So reißt er auch dich aus dem Rachen der Angst in einen weiten Raum, wo keine Bedrängnis mehr ist.
aus Hiob, 36,16a
„Ein Gespenst geht um in Europa – das Gespenst des Kommunismus.“ Mit diesen Worten beginnt das berühmt-berüchtigte „Kommunistische Manifest“. Das ängstigt heute kaum jemanden mehr. Das Schreckgespenst von heute heißt Covid-19 – kurz: Corona. Nicht wir haben das Virus, das Virus hat uns!
Während der tödlichen Seuchen des Mittelalters fragten sich die Menschen: „Komme ich in den Himmel oder in die Hölle, und wie kriege ich einen gnädigen Gott?“ Die Frage heute heißt: Wie kriege ich Klopapier und Mehl? Früher stand man bei Johann Tetzel um Ablassbriefe an – heute bei Aldi oder Lidl um Dosentomaten. Wir fürchten uns nicht mehr vor dem Fegefeuer, sondern vor leeren Regalen im Supermarkt. Statt nach verlässlicher Gnade streben wir nach reißfesten Küchentüchern.

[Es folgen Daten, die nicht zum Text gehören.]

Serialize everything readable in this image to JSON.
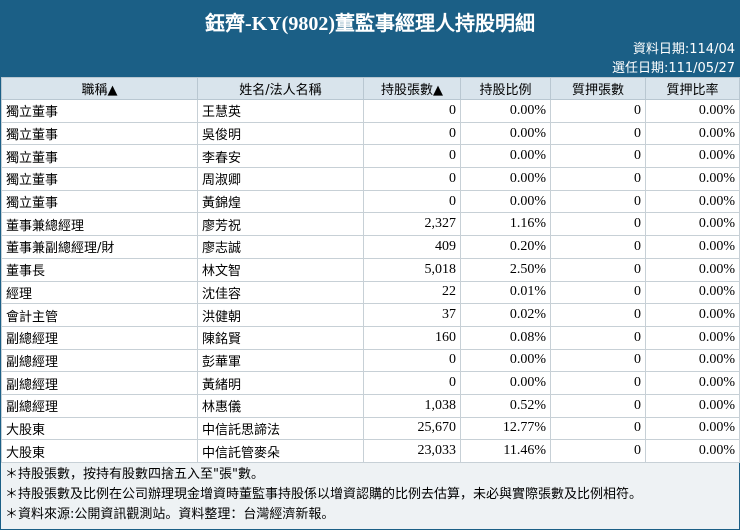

Die Frage ist doch: Wer herrscht über uns – ein obskures „Kronenvirus“ (corona = Krone) oder der dornengekrönte Christus? Weil ich eine sehr resolute Lateinlehrerin hatte, weiß ich heute noch, dass „sub corona (!) vendere“ „als Sklave verkaufen“ heißt (Danke, Frau Abt!). Ja, dieses Virus versklavt.
Aber Jesus führt in die herrliche Freiheit der Kinder Gottes. Gott reißt uns aus dem Rachen der Angst direkt hinein in die durchbohrten Hände Jesu. Er lebt und regiert! Und im Fall der Fälle gilt: Wer an ihn glaubt, wird leben, auch wenn er stirbt! Er hat Sünde, Tod und Teufel überwunden.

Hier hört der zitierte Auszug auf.